The Trump onslaught begins—4 unadulterated days of brainwashing his cultists

Instead of waiting until his culminating nomination speech on Thursday to make a splash at the Republican National Convention, Donald Trump showed up Monday shortly after the convention's start to deliver a lie-laden rant lasting longer than his Democratic rival's 26-minute acceptance speech last week.

By conventional standards, Trump’s timing was a strategic error. The whole point is for the nominee to build anticipation throughout the week and then deliver a triumphant address on Thursday that draws in maximum viewership. "From a purely tactical perspective doesn’t every additional, unfocused Trump speech like this one in North Carolina, cheapen what his campaign would prefer to be the BIG SPEECH night on Thursday?" wrote NBC reporter Garrett Haake Monday as Trump was chipping away at objective reality from the podium. 

But that assumes Trump is running to win. In traditional U.S. presidential campaigns, major-party nominees generally start with base support of at least 40% and then they work toward winning over swing voters, independents, and perhaps a swath of disaffected members of the other party to reach 50 plus one on Election Day.

Not Donald Trump. As we have seen over and over again, Trump's campaign is much too incompetent and too disinterested to win over new voters. In reality, Trump is chiefly interested in cementing his base voters because his strategy is to lose by just a narrow enough margin to steal the election by claiming it was ridden with fraud.

Trump's strategic goals, therefore, don't rely on any buildup to Thursday. Rather, his strategy depends on saturating his cultists with propaganda that ensures they show up to vote and then automatically distrust any result that doesn't result in Trump's reelection. In other words, he's both brainwashing and preprogramming them.

On Monday, for instance, Trump fed his cultists patently false absolutism that if he lost reelection to Joe Biden, then the election was necessarily "rigged."

"The only way they can take this election away from us is if this is a rigged election," Trump said. Never mind that Trump is losing in basically every reputable national poll along with most battleground state polls.

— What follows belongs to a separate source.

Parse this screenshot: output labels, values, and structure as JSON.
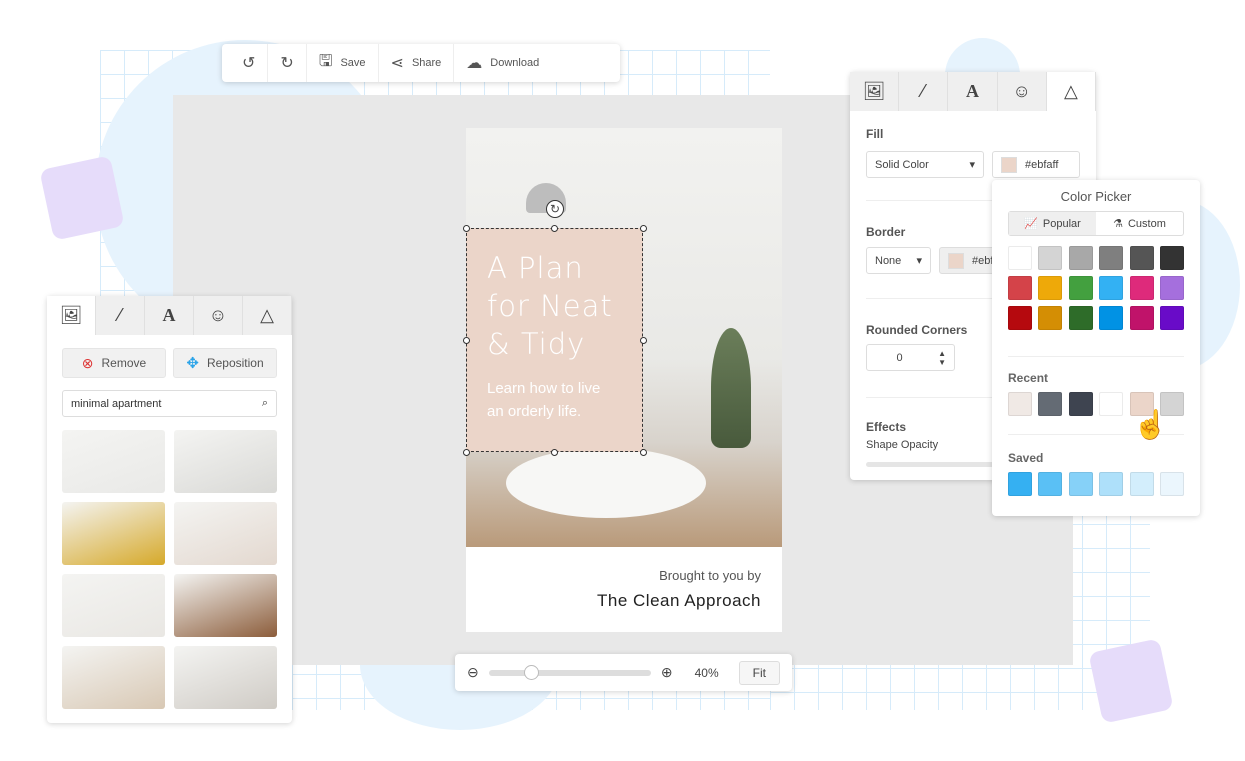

Trump also delivered a gusher of disinformation during his inaugural convention speech. "Most of the country is doing very very well," he claimed as reported U.S. deaths surpass at least 175,000 and total unemployment claims top 57 million. He told the crowd that Democratic governors were shutting down their states solely to hurt his reelection bid. He also mythologized that before the coronavirus "we were really coming together"—except for that whole impeachment proceeding over one of Trump's other attempts to steal the election.

This is a classic propaganda campaign designed to thoroughly brainwash his followers—the more they buy into his demented reality, the quicker they'll dismiss any fact-based reports that don't comport to Trump's fantasy world. In fact, that's why polling already shows that by a 3-to-1 margin Republican voters believe the battle against COVID-19 is "going well," while among all voters six in 10 say it is going "badly."

It's not the wow factor of a big speech that infects the minds of these GOP voters—it's the repetition, the bombardment, and the saturation that they succumb to, mostly because they need to believe in something. In deeply uncertain times, Trump offers them the “snake oil of certainty,” as Brené Brown calls it. 

And apparently, the media is going to fully help the campaign mainline Trump's disinformation straight to the public. After restricting Democrats to two hours of coverage a day during their convention, cable news outlets mostly took Trump's speech in full.

"I’m a little confused why Trump is being granted a full-day convention to just give a steam of consciousness rant of outright lies," wondered Jesse Lee, vice president of communications for the left-leaning Center for American Progress.

Meanwhile, before Trump even set foot on stage, he started dialing up his alternative reality wherein he's always being victimized and other people are always getting better treatment.

"Incredible that @CNN & MSDNC aren’t covering the Roll Call of States," Trump tweeted as both networks took part of the congressional hearing on U.S. Postal Service delays during the truly lackluster roll call. "Fake News! This is what the Republican Party is up against. Also, I’d like to hear the remarks of the Delegates from individual States, rather than @FoxNews anchors. Ridiculous!"

CNN and MSNBC ultimately both took major portions of Trump's speech, as did Fox News of course. So even as Trump complained about slighted, he actually got more than his fair share—all part of the brainwashing.